Background: Patients with repaired tetralogy of Fallot (rTOF) are commonly followed with cardiovascular magnetic resonance (CMR) imaging and frequently develop right ventricular (RV) dysfunction, which can be severe enough to impact left ventricular (LV) function in some patients. In this study, we sought to characterize patterns of LV dysfunction in this patient population using deep learning synthetic strain (DLSS), a fully automated deep learning algorithm capable of measuring regional LV strain and dyssynchrony.
Methods: We retrospectively collected cine steady-state free precession (SSFP) MRI images from a multi-institutional cohort of 198 patients with rTOF and 21 healthy controls. Using DLSS, we measured LV strain and strain rate across 16 American Heart Association segments from short-axis cine SSFP images and compared these values to controls. We then performed a clustering analysis to identify unique patterns of LV contraction, using segmental peak strain and several measures of dyssynchrony. We further characterized these patterns by assessing their relationship to traditional MRI metrics of volume and function. Lastly, we assessed their impact on subsequent progression to pulmonary valve replacement (PVR) through a multivariate analysis.
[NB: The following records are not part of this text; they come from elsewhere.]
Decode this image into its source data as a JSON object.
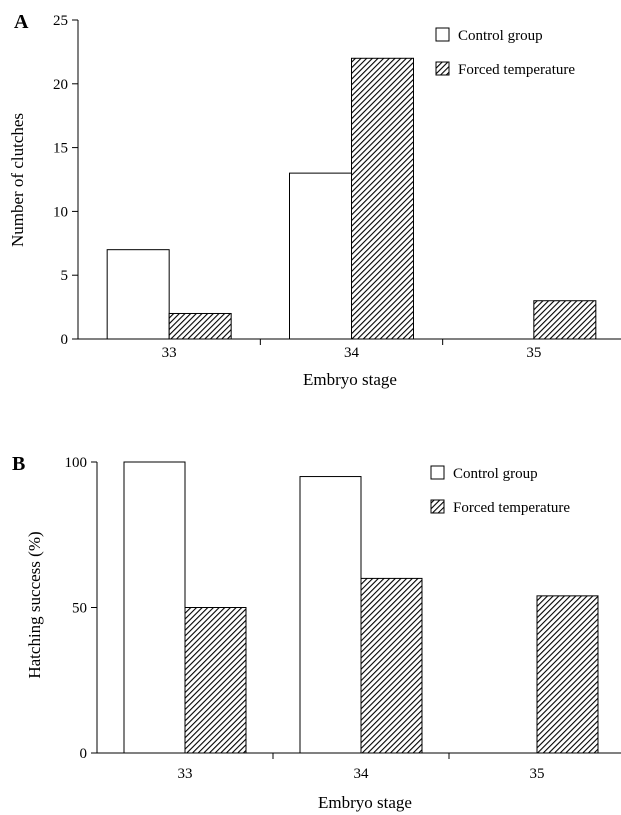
{
  "chart_data": [
    {
      "panel": "A",
      "type": "bar",
      "title": "",
      "xlabel": "Embryo stage",
      "ylabel": "Number of clutches",
      "categories": [
        "33",
        "34",
        "35"
      ],
      "ylim": [
        0,
        25
      ],
      "yticks": [
        0,
        5,
        10,
        15,
        20,
        25
      ],
      "grid": false,
      "legend_position": "top-right",
      "series": [
        {
          "name": "Control group",
          "values": [
            7,
            13,
            0
          ],
          "pattern": "open"
        },
        {
          "name": "Forced temperature",
          "values": [
            2,
            22,
            3
          ],
          "pattern": "hatched"
        }
      ]
    },
    {
      "panel": "B",
      "type": "bar",
      "title": "",
      "xlabel": "Embryo stage",
      "ylabel": "Hatching success (%)",
      "categories": [
        "33",
        "34",
        "35"
      ],
      "ylim": [
        0,
        100
      ],
      "yticks": [
        0,
        50,
        100
      ],
      "grid": false,
      "legend_position": "top-right",
      "series": [
        {
          "name": "Control group",
          "values": [
            100,
            95,
            0
          ],
          "pattern": "open"
        },
        {
          "name": "Forced temperature",
          "values": [
            50,
            60,
            54
          ],
          "pattern": "hatched"
        }
      ]
    }
  ],
  "colors": {
    "bar_stroke": "#000000",
    "bar_fill_open": "#ffffff",
    "hatch": "#000000"
  }
}
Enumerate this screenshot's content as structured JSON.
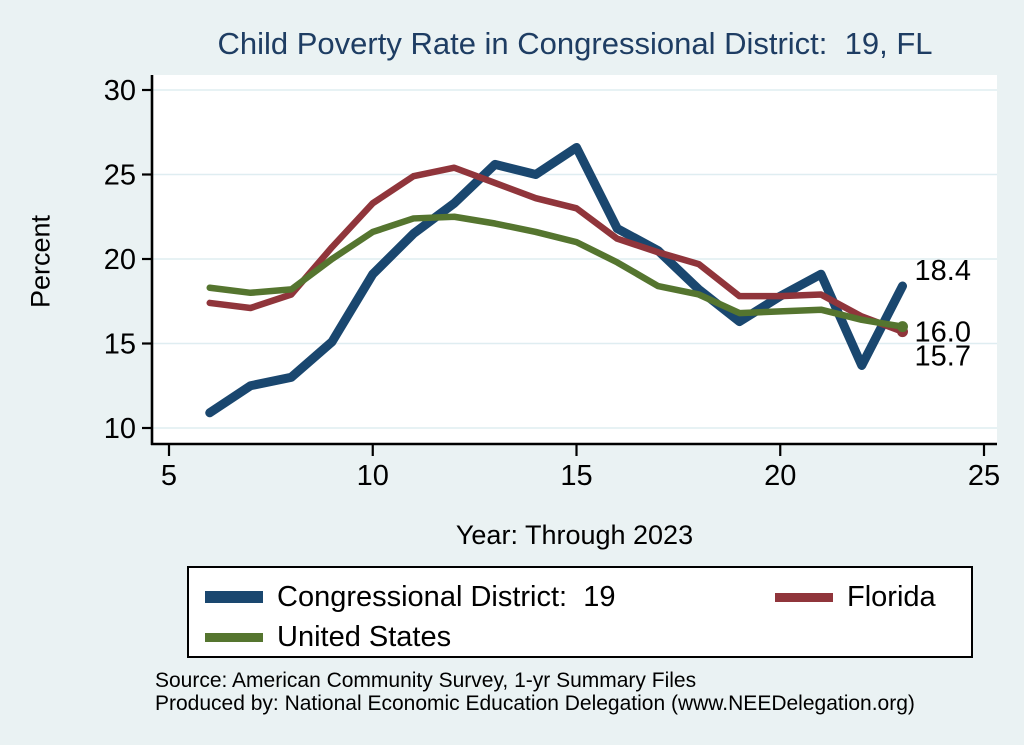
{
  "title": "Child Poverty Rate in Congressional District:  19, FL",
  "chart_data": {
    "type": "line",
    "title": "Child Poverty Rate in Congressional District:  19, FL",
    "xlabel": "Year: Through 2023",
    "ylabel": "Percent",
    "xlim": [
      5,
      25
    ],
    "ylim": [
      10,
      30
    ],
    "x_ticks": [
      5,
      10,
      15,
      20,
      25
    ],
    "y_ticks": [
      10,
      15,
      20,
      25,
      30
    ],
    "grid": true,
    "grid_color": "#dfedf1",
    "plot_background": "#ffffff",
    "page_background": "#eaf2f3",
    "legend_position": "bottom",
    "x": [
      6,
      7,
      8,
      9,
      10,
      11,
      12,
      13,
      14,
      15,
      16,
      17,
      18,
      19,
      20,
      21,
      22,
      23
    ],
    "series": [
      {
        "name": "Congressional District:  19",
        "slug": "congressional-district-19",
        "color": "#1a476f",
        "width": 9,
        "end_dot": false,
        "end_label": "18.4",
        "label_dy": -16,
        "values": [
          10.9,
          12.5,
          13.0,
          15.1,
          19.1,
          21.5,
          23.3,
          25.6,
          25.0,
          26.6,
          21.8,
          20.5,
          18.2,
          16.3,
          17.8,
          19.1,
          13.7,
          18.4
        ]
      },
      {
        "name": "Florida",
        "slug": "florida",
        "color": "#90353b",
        "width": 6.5,
        "end_dot": true,
        "end_label": "15.7",
        "label_dy": 24,
        "values": [
          17.4,
          17.1,
          17.9,
          20.7,
          23.3,
          24.9,
          25.4,
          24.5,
          23.6,
          23.0,
          21.2,
          20.4,
          19.7,
          17.8,
          17.8,
          17.9,
          16.6,
          15.7
        ]
      },
      {
        "name": "United States",
        "slug": "united-states",
        "color": "#55752f",
        "width": 6.5,
        "end_dot": true,
        "end_label": "16.0",
        "label_dy": 5,
        "values": [
          18.3,
          18.0,
          18.2,
          20.0,
          21.6,
          22.4,
          22.5,
          22.1,
          21.6,
          21.0,
          19.8,
          18.4,
          17.9,
          16.8,
          16.9,
          17.0,
          16.4,
          16.0
        ]
      }
    ]
  },
  "footer": {
    "source": "Source: American Community Survey, 1-yr Summary Files",
    "produced_by": "Produced by: National Economic Education Delegation (www.NEEDelegation.org)"
  }
}
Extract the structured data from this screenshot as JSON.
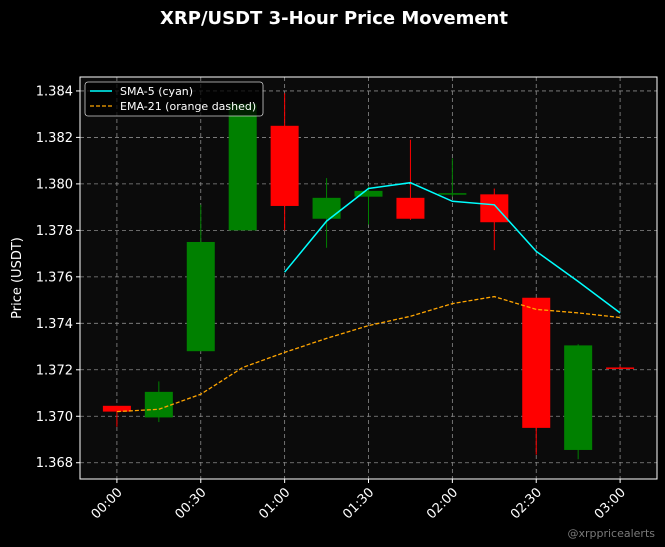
{
  "chart_data": {
    "type": "candlestick",
    "title": "XRP/USDT 3-Hour Price Movement",
    "ylabel": "Price (USDT)",
    "xlabel": "",
    "ylim": [
      1.3673,
      1.3846
    ],
    "xlim": [
      -0.22,
      3.22
    ],
    "yticks": [
      1.368,
      1.37,
      1.372,
      1.374,
      1.376,
      1.378,
      1.38,
      1.382,
      1.384
    ],
    "ytick_labels": [
      "1.368",
      "1.370",
      "1.372",
      "1.374",
      "1.376",
      "1.378",
      "1.380",
      "1.382",
      "1.384"
    ],
    "xticks": [
      0,
      0.5,
      1.0,
      1.5,
      2.0,
      2.5,
      3.0
    ],
    "xtick_labels": [
      "00:00",
      "00:30",
      "01:00",
      "01:30",
      "02:00",
      "02:30",
      "03:00"
    ],
    "grid": true,
    "legend_position": "top-left",
    "candle_width_hours": 0.167,
    "colors": {
      "background": "#000000",
      "plot_background": "#0b0b0b",
      "up": "#008000",
      "down": "#ff0000",
      "sma": "#00ffff",
      "ema": "#ffa500",
      "grid": "#8a8a8a",
      "axes": "#ffffff",
      "watermark": "#7a7a7a"
    },
    "candles": [
      {
        "t": 0.0,
        "open": 1.37045,
        "high": 1.37045,
        "low": 1.36955,
        "close": 1.3702
      },
      {
        "t": 0.25,
        "open": 1.36995,
        "high": 1.3715,
        "low": 1.36975,
        "close": 1.37105
      },
      {
        "t": 0.5,
        "open": 1.3728,
        "high": 1.3791,
        "low": 1.3728,
        "close": 1.3775
      },
      {
        "t": 0.75,
        "open": 1.378,
        "high": 1.38345,
        "low": 1.378,
        "close": 1.38345
      },
      {
        "t": 1.0,
        "open": 1.3825,
        "high": 1.3839,
        "low": 1.378,
        "close": 1.37905
      },
      {
        "t": 1.25,
        "open": 1.3785,
        "high": 1.38025,
        "low": 1.37725,
        "close": 1.3794
      },
      {
        "t": 1.5,
        "open": 1.37945,
        "high": 1.3799,
        "low": 1.37825,
        "close": 1.3797
      },
      {
        "t": 1.75,
        "open": 1.3794,
        "high": 1.3819,
        "low": 1.37845,
        "close": 1.3785
      },
      {
        "t": 2.0,
        "open": 1.37955,
        "high": 1.3811,
        "low": 1.37945,
        "close": 1.3796
      },
      {
        "t": 2.25,
        "open": 1.37955,
        "high": 1.3798,
        "low": 1.37715,
        "close": 1.37835
      },
      {
        "t": 2.5,
        "open": 1.3751,
        "high": 1.3751,
        "low": 1.36835,
        "close": 1.3695
      },
      {
        "t": 2.75,
        "open": 1.36855,
        "high": 1.3731,
        "low": 1.36815,
        "close": 1.37305
      },
      {
        "t": 3.0,
        "open": 1.3721,
        "high": 1.37215,
        "low": 1.37205,
        "close": 1.37205
      }
    ],
    "series": [
      {
        "name": "SMA-5 (cyan)",
        "style": "solid",
        "color": "#00ffff",
        "x": [
          1.0,
          1.25,
          1.5,
          1.75,
          2.0,
          2.25,
          2.5,
          2.75,
          3.0
        ],
        "values": [
          1.3762,
          1.3784,
          1.3798,
          1.38005,
          1.37925,
          1.3791,
          1.3771,
          1.3758,
          1.37445
        ]
      },
      {
        "name": "EMA-21 (orange dashed)",
        "style": "dashed",
        "color": "#ffa500",
        "x": [
          0.0,
          0.25,
          0.5,
          0.75,
          1.0,
          1.25,
          1.5,
          1.75,
          2.0,
          2.25,
          2.5,
          2.75,
          3.0
        ],
        "values": [
          1.3702,
          1.3703,
          1.37095,
          1.3721,
          1.37275,
          1.37335,
          1.3739,
          1.3743,
          1.37485,
          1.37515,
          1.3746,
          1.37445,
          1.37425
        ]
      }
    ]
  },
  "watermark": "@xrppricealerts"
}
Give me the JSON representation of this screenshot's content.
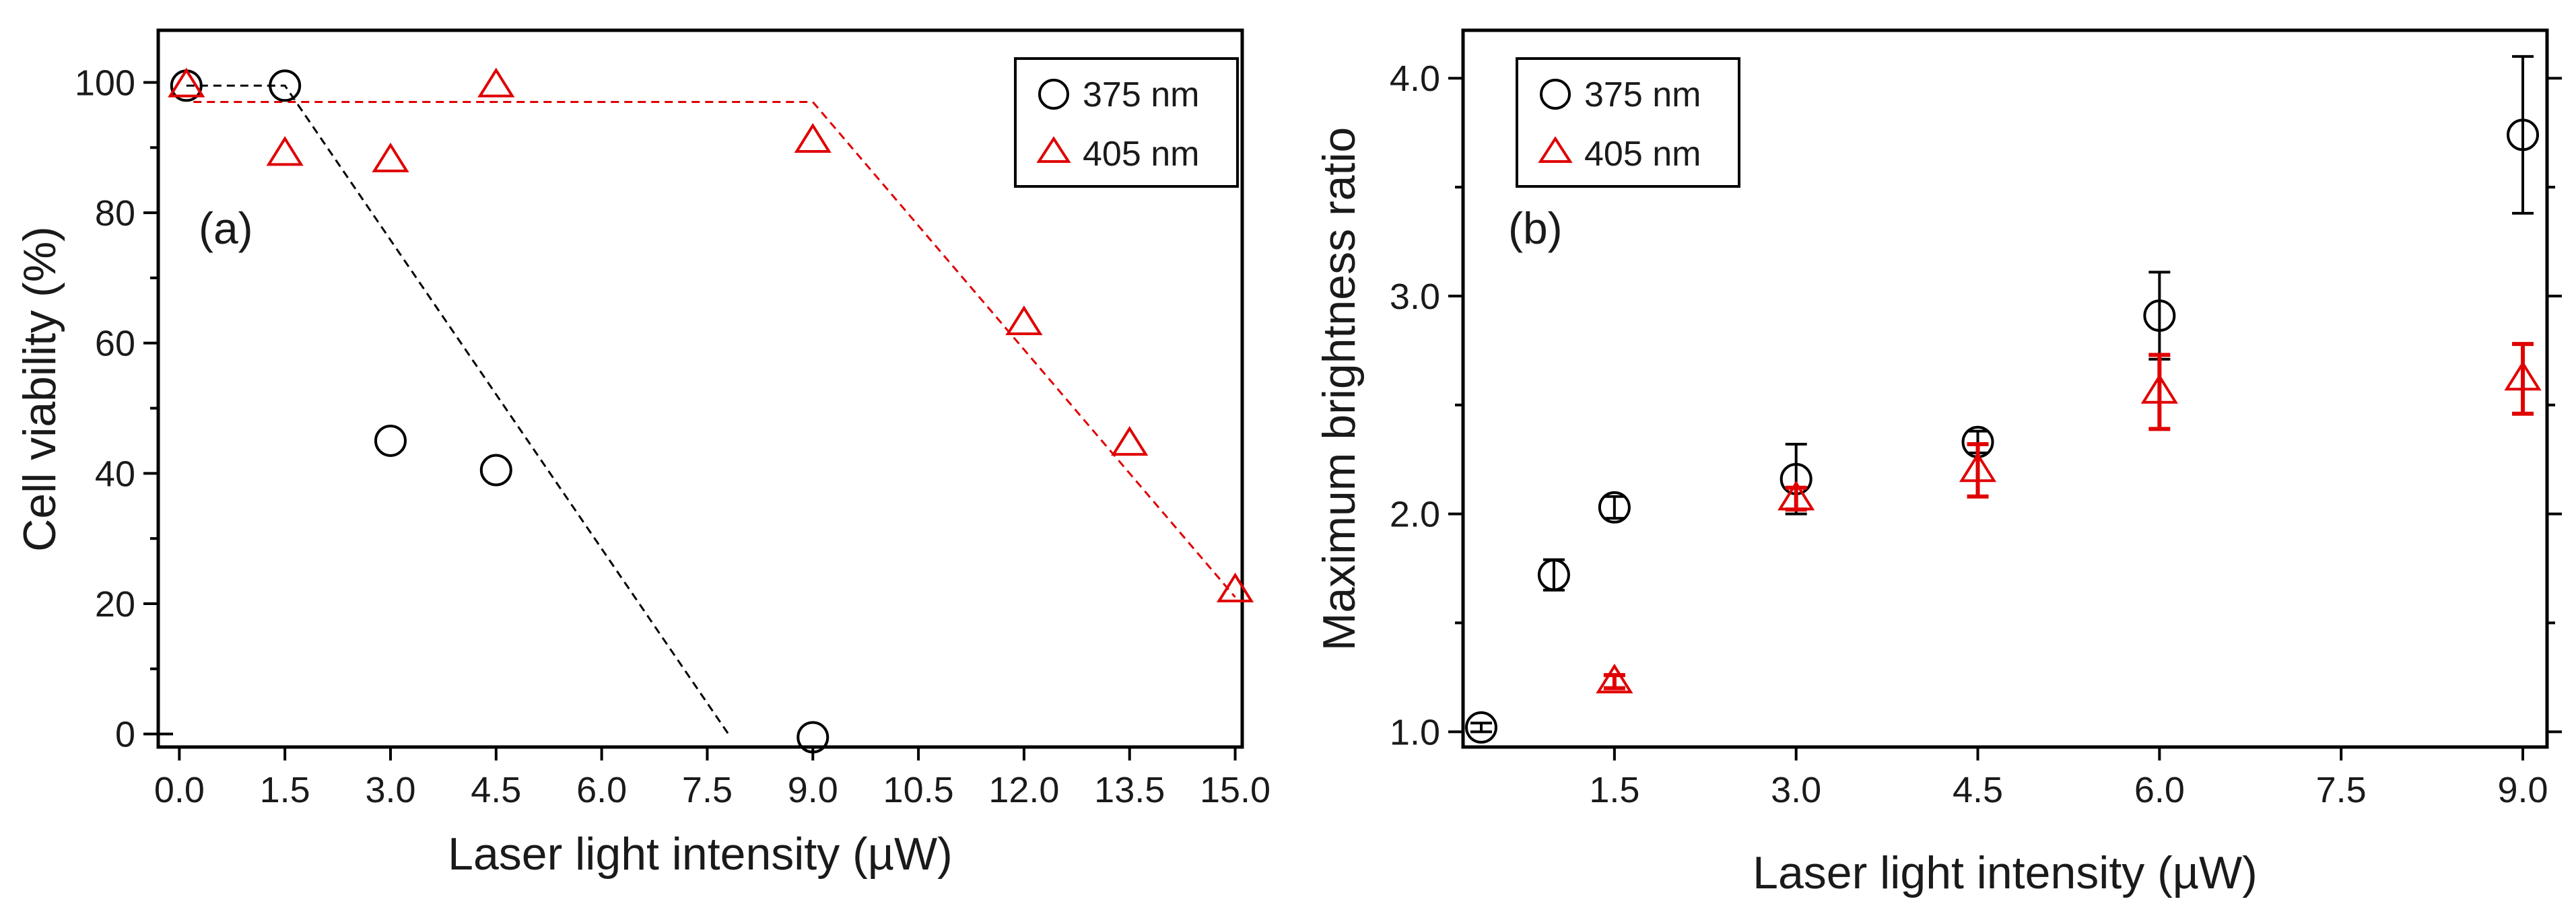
{
  "colors": {
    "series_375": "#000000",
    "series_405": "#e00000"
  },
  "chart_data": [
    {
      "type": "scatter",
      "panel": "(a)",
      "xlabel": "Laser light intensity (µW)",
      "ylabel": "Cell viability (%)",
      "xlim": [
        -0.3,
        15.1
      ],
      "ylim": [
        -2,
        108
      ],
      "xticks": [
        0.0,
        1.5,
        3.0,
        4.5,
        6.0,
        7.5,
        9.0,
        10.5,
        12.0,
        13.5,
        15.0
      ],
      "xtick_labels": [
        "0.0",
        "1.5",
        "3.0",
        "4.5",
        "6.0",
        "7.5",
        "9.0",
        "10.5",
        "12.0",
        "13.5",
        "15.0"
      ],
      "yticks": [
        0,
        20,
        40,
        60,
        80,
        100
      ],
      "ytick_labels": [
        "0",
        "20",
        "40",
        "60",
        "80",
        "100"
      ],
      "legend": {
        "position": "top-right",
        "entries": [
          "375 nm",
          "405 nm"
        ]
      },
      "series": [
        {
          "name": "375 nm",
          "marker": "circle",
          "color": "#000000",
          "x": [
            0.1,
            1.5,
            3.0,
            4.5,
            9.0
          ],
          "y": [
            99.5,
            99.5,
            45,
            40.5,
            -0.5
          ]
        },
        {
          "name": "405 nm",
          "marker": "triangle",
          "color": "#e00000",
          "x": [
            0.1,
            1.5,
            3.0,
            4.5,
            9.0,
            12.0,
            13.5,
            15.0
          ],
          "y": [
            99.5,
            89,
            88,
            99.5,
            91,
            63,
            44.5,
            22
          ]
        }
      ],
      "fit_lines": [
        {
          "series": "375 nm",
          "color": "#000000",
          "points": [
            [
              0.1,
              99.5
            ],
            [
              1.5,
              99.5
            ],
            [
              7.8,
              0
            ]
          ]
        },
        {
          "series": "405 nm",
          "color": "#e00000",
          "points": [
            [
              0.2,
              97
            ],
            [
              9.0,
              97
            ],
            [
              15.0,
              21
            ]
          ]
        }
      ]
    },
    {
      "type": "scatter",
      "panel": "(b)",
      "xlabel": "Laser light intensity (µW)",
      "ylabel": "Maximum brightness ratio",
      "xlim": [
        0.25,
        9.2
      ],
      "ylim": [
        0.93,
        4.22
      ],
      "xticks": [
        1.5,
        3.0,
        4.5,
        6.0,
        7.5,
        9.0
      ],
      "xtick_labels": [
        "1.5",
        "3.0",
        "4.5",
        "6.0",
        "7.5",
        "9.0"
      ],
      "yticks": [
        1.0,
        2.0,
        3.0,
        4.0
      ],
      "ytick_labels": [
        "1.0",
        "2.0",
        "3.0",
        "4.0"
      ],
      "legend": {
        "position": "top-left",
        "entries": [
          "375 nm",
          "405 nm"
        ]
      },
      "series": [
        {
          "name": "375 nm",
          "marker": "circle",
          "color": "#000000",
          "x": [
            0.4,
            1.0,
            1.5,
            3.0,
            4.5,
            6.0,
            9.0
          ],
          "y": [
            1.02,
            1.72,
            2.03,
            2.16,
            2.33,
            2.91,
            3.74
          ],
          "err": [
            0.02,
            0.07,
            0.05,
            0.16,
            0.05,
            0.2,
            0.36
          ]
        },
        {
          "name": "405 nm",
          "marker": "triangle",
          "color": "#e00000",
          "x": [
            1.5,
            3.0,
            4.5,
            6.0,
            9.0
          ],
          "y": [
            1.23,
            2.07,
            2.2,
            2.56,
            2.62
          ],
          "err": [
            0.03,
            0.05,
            0.12,
            0.17,
            0.16
          ]
        }
      ]
    }
  ]
}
Results: Overall, patients with rTOF had decreased septal radial strain, increased lateral wall radial strain, and increased dyssynchrony relative to healthy controls. Clustering of rTOF patients identified four unique patterns of LV contraction. Most notably, patients in cluster 1 (n = 39) demonstrated an LV contraction pattern with paradoxical septal wall motion and severely reduced septal strain. These patients had significantly elevated RV end-diastolic volume relative to clusters 3 and 4 (153 ± 34 vs 127 ± 34 and 126 ± 31 mL/m2, analysis of variance p < 0.01). In the multivariate analysis, this contraction pattern was the only LV metric associated with future progression to PVR (heart rate = 2.69, p < 0.005). A smaller subset of patients (cluster 2, n = 29) showed reduced septal strain and LV ejection fraction despite synchronous ventricular contraction.
Conclusion: Patients with rTOF demonstrate four unique patterns of LV dysfunction. Most commonly, but not exclusively, LV dysfunction is characterized by septal wall motion abnormalities and severely reduced septal strain. Patients with this pattern of LV dysfunction had concomitant RV dysfunction and rapid progression to PVR.
Keywords: Cardiovascular magnetic resonance (CMR); Congenital heart disease; Deep learning; Myocardial strain; Tetralogy of Fallot.